Kansas City,
06
February
2018
|
16:21 PM
America/Chicago

The Journal of Perinatology: Precision therapeutics in the NICU: why are we missing the mark?

Dr. Tamorah Lewis

Dr. Tamorah Lewis, Neonatal/Perinatal Medicine

As a field, neonatology has made incredible strides in the past 50 years. The most critically ill infants have increased survival and improved overall outcomes. But with these continued advances there is a threatened sense of complacency, or feeling that we “know” what we are doing in the neonatal intensive care unit (NICU). I propose that when it comes to neonatal pharmacotherapy, our knowledge is lacking and we can do better. As a profession, we must acknowledge the great and unpredictable variability in drug efficacy and toxicity for many of the drug classes we use (e.g., nonsteroidal anti-inflammatory drugs, glucocorticoids, opiates, barbiturates, etc.). We must ask ourselves if we are satisfied with continuing to use these medications without sufficient study, or are we willing to perform the difficult research, which will keep our field on the cutting edge of optimized patient care.

Weight-based dosing has been the standard of care for drug treatment in pediatrics.

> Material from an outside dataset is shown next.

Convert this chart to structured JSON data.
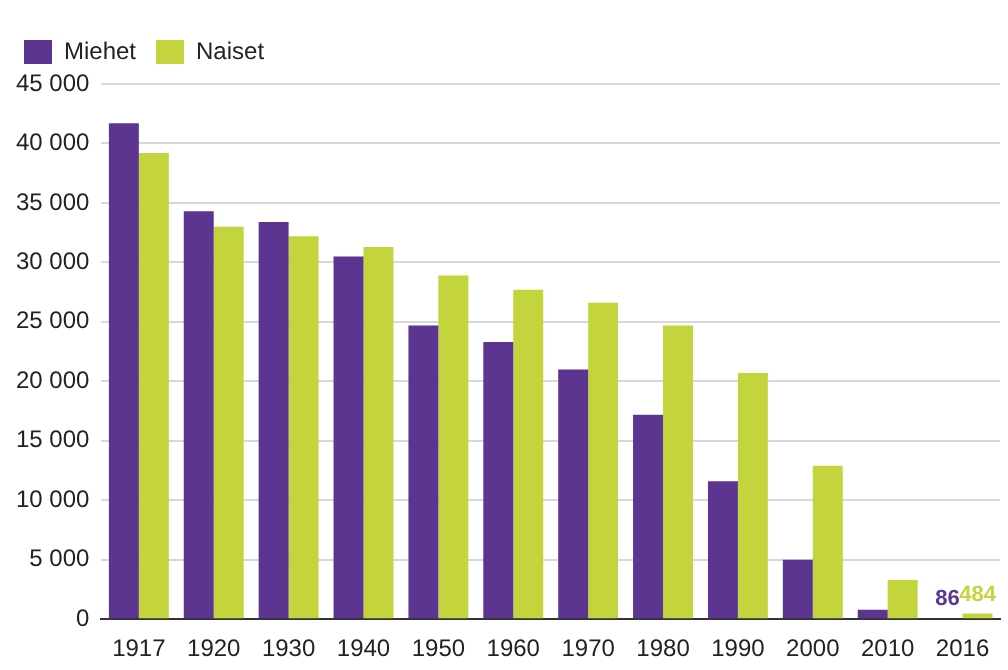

For certain classes of medication, we have added nuances of gestational age and postmenstrual age to the dosing schemes. And rarely, we have modified dosing algorithms further with known disease and therapeutic considerations (e.g., gentamicin dosing in hypoxic ischemic encephalopathy with therapeutic cooling). But compared to other fields, we are lacking in individualized markers to guide drug treatment. The reasons for the lagging behind of nuanced drug studies in neonates is multi-faceted, but include (1) neonates being considered a “high-risk” population for research and having relatively low patient numbers for any given disease, and thus avoided by pharmaceutical companies, (2) difficulties in recruitment/consent from overwhelmed families, (3) limited blood sampling options for pharmacokinetic (PK) studies, (4) lack of well-validated clinical end points for drug studies, and (5) early loss of equipoise and adoption of drug therapies without rigorous study, among others. In addition, few neonatologists and pediatricians have the formal pharmacology training that sheds a bright light on the deficits in our knowledge and provides the skills to systematically study currently used and novel drug therapies.